Labour MP Harriet Harman criticised the sentence as showing the “system fails women”.

She tweeted: “Policeman attacks woman walking home alone after dark. Must have been terrifying for her but no prison sentence. He continues in post. @WMPolice (West Midlands Police) must review.

“This is proof, if any needed, that system fails women and protects men.”

Banfield, 25, was “removed from public-facing duties” after the assault and has now been suspended while a gross misconduct inquiry takes place.

The court handed down a 14-week curfew that stops him leaving home between 7pm and 7am, and ordered him to pay £500 compensation, a £95 victim surcharge, and £85 court costs.

The assault happened in the early hours of 26 July last year in Bidford-on-Avon, Warwickshire.

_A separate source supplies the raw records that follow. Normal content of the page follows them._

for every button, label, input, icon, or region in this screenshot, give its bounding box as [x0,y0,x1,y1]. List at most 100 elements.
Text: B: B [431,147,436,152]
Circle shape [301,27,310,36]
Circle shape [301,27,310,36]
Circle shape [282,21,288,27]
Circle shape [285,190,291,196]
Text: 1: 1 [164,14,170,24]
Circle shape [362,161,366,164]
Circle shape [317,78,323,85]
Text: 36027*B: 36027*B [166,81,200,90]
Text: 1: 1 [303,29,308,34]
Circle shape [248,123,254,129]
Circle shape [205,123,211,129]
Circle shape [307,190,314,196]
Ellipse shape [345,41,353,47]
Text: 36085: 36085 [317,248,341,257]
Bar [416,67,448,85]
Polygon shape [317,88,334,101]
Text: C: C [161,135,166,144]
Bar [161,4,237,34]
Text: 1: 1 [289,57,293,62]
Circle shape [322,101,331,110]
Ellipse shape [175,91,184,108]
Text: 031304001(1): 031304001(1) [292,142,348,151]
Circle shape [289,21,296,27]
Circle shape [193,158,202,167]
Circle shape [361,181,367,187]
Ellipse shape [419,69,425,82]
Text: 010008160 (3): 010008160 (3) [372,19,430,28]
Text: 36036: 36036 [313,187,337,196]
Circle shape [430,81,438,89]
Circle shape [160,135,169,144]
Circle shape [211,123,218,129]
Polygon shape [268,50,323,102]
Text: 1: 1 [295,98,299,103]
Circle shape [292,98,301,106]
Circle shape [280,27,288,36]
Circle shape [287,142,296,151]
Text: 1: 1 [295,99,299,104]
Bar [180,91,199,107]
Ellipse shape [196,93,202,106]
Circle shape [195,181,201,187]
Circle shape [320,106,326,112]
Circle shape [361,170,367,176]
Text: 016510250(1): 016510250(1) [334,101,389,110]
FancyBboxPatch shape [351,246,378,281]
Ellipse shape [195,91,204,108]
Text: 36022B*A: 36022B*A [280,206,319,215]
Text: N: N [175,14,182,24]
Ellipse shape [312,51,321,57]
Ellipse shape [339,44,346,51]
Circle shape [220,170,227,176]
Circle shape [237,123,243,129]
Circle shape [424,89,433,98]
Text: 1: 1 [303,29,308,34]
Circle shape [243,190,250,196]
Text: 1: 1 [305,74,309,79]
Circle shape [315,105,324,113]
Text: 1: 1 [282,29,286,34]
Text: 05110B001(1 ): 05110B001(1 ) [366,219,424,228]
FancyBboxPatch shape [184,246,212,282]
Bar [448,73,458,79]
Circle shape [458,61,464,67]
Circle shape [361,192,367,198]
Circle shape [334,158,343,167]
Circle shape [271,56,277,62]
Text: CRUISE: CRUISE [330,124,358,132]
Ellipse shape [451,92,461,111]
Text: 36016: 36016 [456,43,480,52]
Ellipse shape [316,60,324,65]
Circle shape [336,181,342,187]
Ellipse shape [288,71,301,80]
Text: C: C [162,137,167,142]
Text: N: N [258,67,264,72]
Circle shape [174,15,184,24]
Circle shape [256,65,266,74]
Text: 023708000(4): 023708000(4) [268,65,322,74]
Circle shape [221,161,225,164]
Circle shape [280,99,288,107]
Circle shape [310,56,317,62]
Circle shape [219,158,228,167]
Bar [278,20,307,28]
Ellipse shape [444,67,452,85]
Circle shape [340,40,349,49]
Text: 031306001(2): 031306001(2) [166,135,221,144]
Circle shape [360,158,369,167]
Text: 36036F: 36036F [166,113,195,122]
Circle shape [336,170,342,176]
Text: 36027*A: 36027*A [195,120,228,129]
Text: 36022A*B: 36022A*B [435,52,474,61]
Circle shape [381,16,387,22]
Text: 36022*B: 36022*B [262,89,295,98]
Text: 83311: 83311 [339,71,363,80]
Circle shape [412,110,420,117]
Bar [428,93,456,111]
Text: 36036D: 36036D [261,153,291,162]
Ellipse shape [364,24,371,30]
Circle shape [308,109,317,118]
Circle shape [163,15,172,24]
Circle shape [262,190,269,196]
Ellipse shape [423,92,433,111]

CCTV played in court showed Banfield grabbing his victim around the neck and trying to pull her to the ground as she walked home.

Mrs Homer said she believed he was “fulfilling a violent cop movie fantasy”.

In a victim impact statement, she said it had taken “more than 30 hours for an officer to take a telephone statement”, “nine days for an officer to come and see her”, and “eight weeks for an officer to conduct house-to-house enquiries”.

The force has since personally apologised and said its “initial response to the report of the assault was not as swift as it should have been”.

Mrs Homer she said she suffered “anxiety, insomnia and stress”, which had been “compounded by the slow response from Warwickshire Police”.

“I often ask myself if the impact of the attack would have been so severe if my assailant was not a police officer,” she said.

“During the assault as I struggled to get to safety, I was sure this drunk man was fulfilling a violent cop movie fantasy.

“To be verbally abused with misogynistic slang, grabbed by the neck, and forced to the floor on a dark road by a drunk man a foot taller than me is terrifying, but to then find that he was a police officer shook my belief system to its core.”

The Crown Prosecution Service (CPS) initially decided not to charge the officer, but changed its mind after the Women’s Justice Centre intervened.

Sarah Everard Image: The force said it understood ‘the strength of feeling’ around women’s safety after Sarah Everard’s killing

Deputy chief constable Vanessa Jardine, from West Midlands Police, said: “Oliver Banfield was removed from public-facing police duties after the assault and while the investigation by Warwickshire Police was being carried out.

“To protect the criminal case we’ve not been able to carry out our own misconduct investigation until its conclusion.

“Now sentencing has taken place, our investigation will be carried out and PC Banfield faces allegations of gross misconduct and is currently suspended.

“We understand the strength of feeling surrounding the desperately sad death of Sarah Everard and concerns on the issue of women’s safety but it would not be appropriate for us to comment further at this stage.

“Our role is to protect the public, who should be able to trust us. We therefore hold all our officers to the highest standards and we will take appropriate action against anyone whose actions fall below what is expected.”

Police and crime commissioner David Jamieson said he had asked the force’s chief constable to brief him on the case.